His new best man seemed quite contented when he flashed that smile at me. I guess all the spoils to the victor. Maybe he didn’t know how to react but I really hope they are happy together as their love cost me so dearly. I would hate to think my pain was for nothing. At least I no longer want to drive myself off Beachy Head which is a blessing. I also hope others might understand the pain that love can cause when there is a third party who loses their entire world foundations. I just feel so sad that I will never understanding why he wasn’t honest with me earlier. Luckily for me he never read any of my blogs when I was with him so i can’t imagine why he would now. Even though I started this website to keep him abreast of my travels alone without him, after I lost my home. So I don’t feel any guilt that he might read this and feel bad about my constant pain. I would hate to think my ramblings might hurt him or anyone. I joined Facebook last week for my new business and it has just asked me if I want to be his friend. Ouch. It has also thrown up the names of other people he knows. I had to press the remove button through tearful eyes. I’m so emotional it hurts. Ah the cathartic nature of social media blocking, not. Blocking is something I’ve never done before ever and I’ve also only ever been blocked by one person too and that was the man who walked into Helen’s Shop and set me off on this painful ramble.
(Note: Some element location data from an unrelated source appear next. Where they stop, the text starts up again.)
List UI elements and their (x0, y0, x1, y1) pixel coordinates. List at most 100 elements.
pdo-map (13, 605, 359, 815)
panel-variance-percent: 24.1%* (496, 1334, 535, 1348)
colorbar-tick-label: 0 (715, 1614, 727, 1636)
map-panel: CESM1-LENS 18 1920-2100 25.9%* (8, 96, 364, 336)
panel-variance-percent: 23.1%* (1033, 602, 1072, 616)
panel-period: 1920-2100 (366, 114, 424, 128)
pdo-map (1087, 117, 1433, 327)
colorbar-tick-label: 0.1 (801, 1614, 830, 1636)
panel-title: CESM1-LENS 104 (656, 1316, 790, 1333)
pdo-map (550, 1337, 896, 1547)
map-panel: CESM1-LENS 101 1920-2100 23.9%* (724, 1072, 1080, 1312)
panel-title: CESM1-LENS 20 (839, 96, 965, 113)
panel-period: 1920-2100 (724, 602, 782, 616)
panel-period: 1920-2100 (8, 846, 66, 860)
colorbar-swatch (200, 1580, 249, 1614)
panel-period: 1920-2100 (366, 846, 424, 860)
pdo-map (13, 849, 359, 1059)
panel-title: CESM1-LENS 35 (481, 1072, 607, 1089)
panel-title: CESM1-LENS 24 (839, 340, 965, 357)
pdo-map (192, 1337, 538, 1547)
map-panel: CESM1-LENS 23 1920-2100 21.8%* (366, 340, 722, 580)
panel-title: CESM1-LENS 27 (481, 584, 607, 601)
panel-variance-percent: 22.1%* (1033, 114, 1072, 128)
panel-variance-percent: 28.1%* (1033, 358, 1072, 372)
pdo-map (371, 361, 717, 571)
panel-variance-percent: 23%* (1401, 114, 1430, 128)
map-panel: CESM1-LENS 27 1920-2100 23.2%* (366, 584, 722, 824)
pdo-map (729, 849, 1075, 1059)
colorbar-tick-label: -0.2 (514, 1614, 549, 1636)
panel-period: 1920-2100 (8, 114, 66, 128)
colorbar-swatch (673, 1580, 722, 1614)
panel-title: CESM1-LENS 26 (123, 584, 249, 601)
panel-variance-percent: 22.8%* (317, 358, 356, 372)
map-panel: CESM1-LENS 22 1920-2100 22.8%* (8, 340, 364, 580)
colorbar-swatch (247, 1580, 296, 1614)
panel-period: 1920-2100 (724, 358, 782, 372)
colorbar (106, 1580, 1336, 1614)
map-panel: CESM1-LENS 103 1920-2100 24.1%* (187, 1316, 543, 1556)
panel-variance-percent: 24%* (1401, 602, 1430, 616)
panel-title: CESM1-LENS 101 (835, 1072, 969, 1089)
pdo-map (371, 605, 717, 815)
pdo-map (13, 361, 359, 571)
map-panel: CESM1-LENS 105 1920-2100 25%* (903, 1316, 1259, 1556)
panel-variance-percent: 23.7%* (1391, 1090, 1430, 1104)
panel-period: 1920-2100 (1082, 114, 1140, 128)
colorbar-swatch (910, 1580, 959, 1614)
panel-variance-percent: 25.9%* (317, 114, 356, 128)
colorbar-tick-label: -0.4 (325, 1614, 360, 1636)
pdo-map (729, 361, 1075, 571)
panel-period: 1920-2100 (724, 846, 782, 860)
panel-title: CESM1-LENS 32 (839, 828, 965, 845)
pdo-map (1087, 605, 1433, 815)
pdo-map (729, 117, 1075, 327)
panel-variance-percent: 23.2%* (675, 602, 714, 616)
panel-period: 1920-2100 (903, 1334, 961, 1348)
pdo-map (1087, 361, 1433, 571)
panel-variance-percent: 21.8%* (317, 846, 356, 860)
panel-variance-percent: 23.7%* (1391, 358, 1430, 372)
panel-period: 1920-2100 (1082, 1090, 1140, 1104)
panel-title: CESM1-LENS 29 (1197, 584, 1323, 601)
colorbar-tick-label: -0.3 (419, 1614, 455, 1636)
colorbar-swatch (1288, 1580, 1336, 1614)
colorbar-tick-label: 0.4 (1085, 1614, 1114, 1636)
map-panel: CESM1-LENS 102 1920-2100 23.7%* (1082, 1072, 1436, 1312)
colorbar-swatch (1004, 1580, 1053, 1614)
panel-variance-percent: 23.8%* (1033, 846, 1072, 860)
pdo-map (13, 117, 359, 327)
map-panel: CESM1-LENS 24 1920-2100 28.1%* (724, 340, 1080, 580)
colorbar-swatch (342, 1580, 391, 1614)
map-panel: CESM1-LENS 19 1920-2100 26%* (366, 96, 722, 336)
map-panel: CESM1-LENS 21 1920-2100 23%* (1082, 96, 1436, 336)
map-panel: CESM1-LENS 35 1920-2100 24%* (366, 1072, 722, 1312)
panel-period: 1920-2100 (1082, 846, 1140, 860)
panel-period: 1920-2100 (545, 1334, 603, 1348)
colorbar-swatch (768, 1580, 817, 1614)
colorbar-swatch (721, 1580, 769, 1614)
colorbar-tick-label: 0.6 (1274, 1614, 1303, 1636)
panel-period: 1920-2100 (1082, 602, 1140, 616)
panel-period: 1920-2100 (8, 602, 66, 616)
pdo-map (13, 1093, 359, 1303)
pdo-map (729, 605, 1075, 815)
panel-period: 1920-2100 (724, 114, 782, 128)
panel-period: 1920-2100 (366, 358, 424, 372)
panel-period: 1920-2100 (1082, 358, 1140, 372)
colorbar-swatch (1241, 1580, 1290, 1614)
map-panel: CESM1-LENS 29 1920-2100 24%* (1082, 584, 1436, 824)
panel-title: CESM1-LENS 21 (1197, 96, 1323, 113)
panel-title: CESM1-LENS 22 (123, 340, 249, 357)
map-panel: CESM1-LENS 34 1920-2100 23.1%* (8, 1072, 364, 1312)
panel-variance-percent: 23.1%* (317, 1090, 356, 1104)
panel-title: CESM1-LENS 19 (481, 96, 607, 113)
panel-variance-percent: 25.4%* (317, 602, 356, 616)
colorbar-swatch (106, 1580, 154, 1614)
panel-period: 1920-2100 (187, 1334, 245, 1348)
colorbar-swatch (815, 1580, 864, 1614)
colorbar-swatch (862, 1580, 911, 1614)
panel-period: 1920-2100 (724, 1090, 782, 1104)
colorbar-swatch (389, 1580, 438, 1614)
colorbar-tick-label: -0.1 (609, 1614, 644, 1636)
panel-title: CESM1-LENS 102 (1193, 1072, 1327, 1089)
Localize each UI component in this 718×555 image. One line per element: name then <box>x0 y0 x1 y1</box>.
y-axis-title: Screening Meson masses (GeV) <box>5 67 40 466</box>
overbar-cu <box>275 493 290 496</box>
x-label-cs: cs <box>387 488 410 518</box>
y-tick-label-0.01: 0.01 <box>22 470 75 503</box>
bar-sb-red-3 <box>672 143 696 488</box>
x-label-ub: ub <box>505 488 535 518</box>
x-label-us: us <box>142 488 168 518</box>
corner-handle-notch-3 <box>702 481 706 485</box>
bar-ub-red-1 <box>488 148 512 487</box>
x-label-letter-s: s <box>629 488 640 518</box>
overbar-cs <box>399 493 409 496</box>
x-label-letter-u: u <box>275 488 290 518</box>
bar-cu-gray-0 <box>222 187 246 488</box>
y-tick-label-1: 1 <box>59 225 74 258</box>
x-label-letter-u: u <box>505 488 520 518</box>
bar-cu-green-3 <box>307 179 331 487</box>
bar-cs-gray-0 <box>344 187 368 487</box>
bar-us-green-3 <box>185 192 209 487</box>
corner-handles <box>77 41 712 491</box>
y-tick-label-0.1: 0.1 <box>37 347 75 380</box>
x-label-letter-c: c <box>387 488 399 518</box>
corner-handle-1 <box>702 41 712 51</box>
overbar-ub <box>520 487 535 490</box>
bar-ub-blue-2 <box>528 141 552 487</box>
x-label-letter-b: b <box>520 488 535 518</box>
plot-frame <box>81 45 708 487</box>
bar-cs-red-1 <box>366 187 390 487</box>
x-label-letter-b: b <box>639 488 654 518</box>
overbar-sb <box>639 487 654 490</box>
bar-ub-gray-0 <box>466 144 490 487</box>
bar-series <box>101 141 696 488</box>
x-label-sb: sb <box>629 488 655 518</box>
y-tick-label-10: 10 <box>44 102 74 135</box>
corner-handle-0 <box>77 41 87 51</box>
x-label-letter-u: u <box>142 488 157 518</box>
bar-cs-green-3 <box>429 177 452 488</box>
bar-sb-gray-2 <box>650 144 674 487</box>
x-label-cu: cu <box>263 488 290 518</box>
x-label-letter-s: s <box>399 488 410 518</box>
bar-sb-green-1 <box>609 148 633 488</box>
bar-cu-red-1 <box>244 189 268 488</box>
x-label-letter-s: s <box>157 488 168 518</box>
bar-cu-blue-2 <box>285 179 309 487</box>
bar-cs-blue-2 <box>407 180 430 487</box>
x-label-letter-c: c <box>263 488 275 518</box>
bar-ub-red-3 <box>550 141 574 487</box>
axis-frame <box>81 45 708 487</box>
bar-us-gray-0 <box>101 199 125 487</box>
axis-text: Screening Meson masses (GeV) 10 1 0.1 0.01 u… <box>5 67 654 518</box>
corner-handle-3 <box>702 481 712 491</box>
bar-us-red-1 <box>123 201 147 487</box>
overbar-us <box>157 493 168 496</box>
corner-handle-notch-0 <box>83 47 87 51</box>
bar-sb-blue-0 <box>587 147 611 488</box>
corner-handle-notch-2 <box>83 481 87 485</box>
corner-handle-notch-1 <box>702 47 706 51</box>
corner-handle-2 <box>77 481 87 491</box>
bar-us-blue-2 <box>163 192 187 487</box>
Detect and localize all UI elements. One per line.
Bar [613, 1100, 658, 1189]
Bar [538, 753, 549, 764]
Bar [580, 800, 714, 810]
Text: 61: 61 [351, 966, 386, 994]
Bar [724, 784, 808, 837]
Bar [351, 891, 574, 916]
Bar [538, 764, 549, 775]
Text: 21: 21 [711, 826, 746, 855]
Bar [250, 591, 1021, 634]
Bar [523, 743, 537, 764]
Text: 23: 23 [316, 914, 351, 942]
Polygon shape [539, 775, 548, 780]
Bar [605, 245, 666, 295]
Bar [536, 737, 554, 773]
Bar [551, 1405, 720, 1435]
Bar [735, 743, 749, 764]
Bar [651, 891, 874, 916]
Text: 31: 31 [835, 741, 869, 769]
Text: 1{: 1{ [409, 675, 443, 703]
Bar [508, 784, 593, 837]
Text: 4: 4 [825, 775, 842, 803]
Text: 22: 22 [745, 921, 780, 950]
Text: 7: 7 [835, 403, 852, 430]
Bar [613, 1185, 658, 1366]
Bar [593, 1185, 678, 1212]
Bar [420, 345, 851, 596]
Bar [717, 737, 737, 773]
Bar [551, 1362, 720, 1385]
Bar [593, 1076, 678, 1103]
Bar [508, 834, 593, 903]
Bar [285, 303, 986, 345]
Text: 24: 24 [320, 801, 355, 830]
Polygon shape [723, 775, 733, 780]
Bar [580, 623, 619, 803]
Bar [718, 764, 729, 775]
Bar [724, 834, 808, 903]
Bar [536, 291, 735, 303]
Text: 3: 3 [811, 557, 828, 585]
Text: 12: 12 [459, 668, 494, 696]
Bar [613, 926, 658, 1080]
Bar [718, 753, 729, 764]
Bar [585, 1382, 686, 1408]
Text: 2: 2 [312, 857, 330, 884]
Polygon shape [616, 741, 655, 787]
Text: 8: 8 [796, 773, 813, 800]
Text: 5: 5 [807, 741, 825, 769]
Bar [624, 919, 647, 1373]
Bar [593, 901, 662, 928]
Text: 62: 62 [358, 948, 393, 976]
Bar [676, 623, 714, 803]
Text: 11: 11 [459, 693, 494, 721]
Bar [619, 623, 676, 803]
I write all these to release it and maybe to show others how hard mental health recovery can be at times even when you are feeling strong, and I was feeling so strong. I manifested my wonderful studio for Sound Healing and I had a reunion with an old special friend. I also had good news about my script writing too and then the rug was pulled from under my feet. I will continue to heal from this trauma but only time will really fix me and maybe a handsome prince riding in to sweep me off my feet but that is wishful nonsense until I can let this trauma go. I know that from the three decades it took to recover from my brother’s death. Time heals but only if you let it heal you. I cannot hold onto this pain forever I know but I also cannot just let it go because I want too. I have to face the pain to gain freedom from it. Answers would help me but I’m never going to get any so I must keep trying to understand that what happened happened and not to blame anyone but myself for being so blinkered by love. It’s 6am and I’ve still not slept what a stupid…
… I am at times. I’m too sensitive always that often I try to hide all my emotions so as not to get hurt. Thanks everyone for reading my blogs. You are so kind and it gives me hope knowing that these raw emotional outburst help others as well as helping me. Your emails of support are so important to my recovery. Please feel free to leave public comments here too.